A sermon for the Sherborne Abbey Eucharist, recorded in the Vicarage for Sunday 3 May 2020 by the Rector, Canon Eric Woods
It’s frustrating – it really is – when the set reading for the day tells only half the story. And that happens today. In John chapter 10 Jesus makes two claims for himself: he is the door of the sheepfold, and he is the Good Shepherd. But today we’ve only heard the first part. Dig out your Bible and read the first 18 verses of chapter 10.
Now to claim that you are both the door of the sheepfold and the Good Shepherd sounds at first like a confusion of images, but it isn’t. Most of us know little enough even about sheep-farming in England today, let alone in Palestine two thousand years ago. It can still be a dangerous profession. Some years ago we had in the Abbey the funeral of a young lady shepherd from
Dorset, who had been killed on the farm when her own tractor moved forward and crushed her to death while she was opening a gate. In New Testament times the dangers were different, but no less real. They usually came either from a human source – sheep-stealers, rustlers – or from wild animals: wolves, bears and even lions still roamed those parts. And so at night the sheep were penned into the sheepfold for their own protection. But the fold was not secured by a nice high gate. Rather, the shepherd would wrap himself in his cloak and lie down across the entrance to the sheepfold. The sheep could not escape nor wild animals enter the fold without his knowing. He was the door. And a good shepherd, who knew all his sheep and called them by name, would be prepared to defend his flock with his own life, as the young boy David in the Old Testament, who became King of all Israel, did on more than one occasion, armed only with a sling and a few pebbles.

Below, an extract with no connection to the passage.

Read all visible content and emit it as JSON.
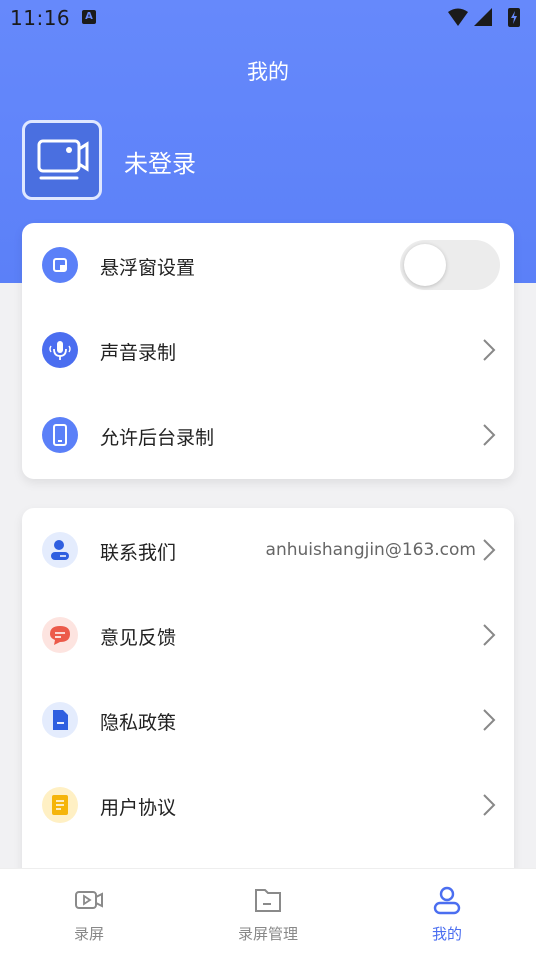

And suddenly we see how rich this image is. It speaks, first – and awesomely – to professional religious people like me and my clergy colleagues, who dare to call ourselves the shepherds of our flocks. We have a huge responsibility. If through fear or neglect we lose any of our sheep, we will have to account for that one day, when we meet the owner of the sheep face to face. I am not sure quite how we clergy will emerge from the current crisis. There is so much I would like to be doing that I am not allowed to do. Please pray for all the clergy, that we might always be good and courageous shepherds.
Then, second, the image of Jesus as the supreme shepherd, the truly Good Shepherd of all God’s flock, suggests that the only way into the fold for the sheep is through the door which is Jesus himself. Now that is not a very fashionable or politically correct thing to say today. Even very senior churchmen – much more important shepherds than I am – are rather given to saying these days that all religions lead to God and that we should never claim that one is better than another. Well, as one of the Sherborne shepherds I’m going to summon up my courage to say that I think these senior shepherds are wrong. I would never want to say that I am a better person than a Moslem or a Sikh, a Jew or an Hindu – I know that I am not – but I do believe Jesus when he says, in another ‘I am’ saying, ‘I am the Way, the Truth and the Life. No-one comes to the Father except through me.’ That saying is four chapters on, John 14 verse 6, but the image is the same as ‘I am the door’: the only way to the Father is through the door or the way which is Jesus Christ.
Think of it this way. There is immense nobility, profound wisdom and massive holiness to be found in the other great religions of the world. But ultimately I believe they reflect, in different cultures and from different starting points, the human search for God. And because God’s signature is all over his creation, and because the Holy Spirit, like the wind, blows where he wills, those great religions (and I mean ‘great’) have discovered all sorts of truths which perhaps we Christians have yet to stumble upon ourselves. But in the end Christianity is not about our search for God. It is about God’s search for us. It is about the God who, when we were still far off, met us in his Son and brought us home. And by Christ’s claim to be the door, the way, and the Good Shepherd, the resurrection and the life, Christianity stands or falls. By that claim alone it must be judged.
To be truly at home with God means to make the choice to follow Christ the Good Shepherd along the way which is Christ, and to enter the home that God has prepared for us through Christ who is also the door. I made that choice a long time ago, as a first year undergraduate. It’s a choice I have never regretted. I am sure that you haven’t regretted yours, either. But if there is anyone watching today who knows in his or her heart that the choice has yet to be made, then why not make it here, now, today, in your own home – to follow the Good Shepherd, who laid down his life for you, and longs that you should know him as he knows you, as one of his own.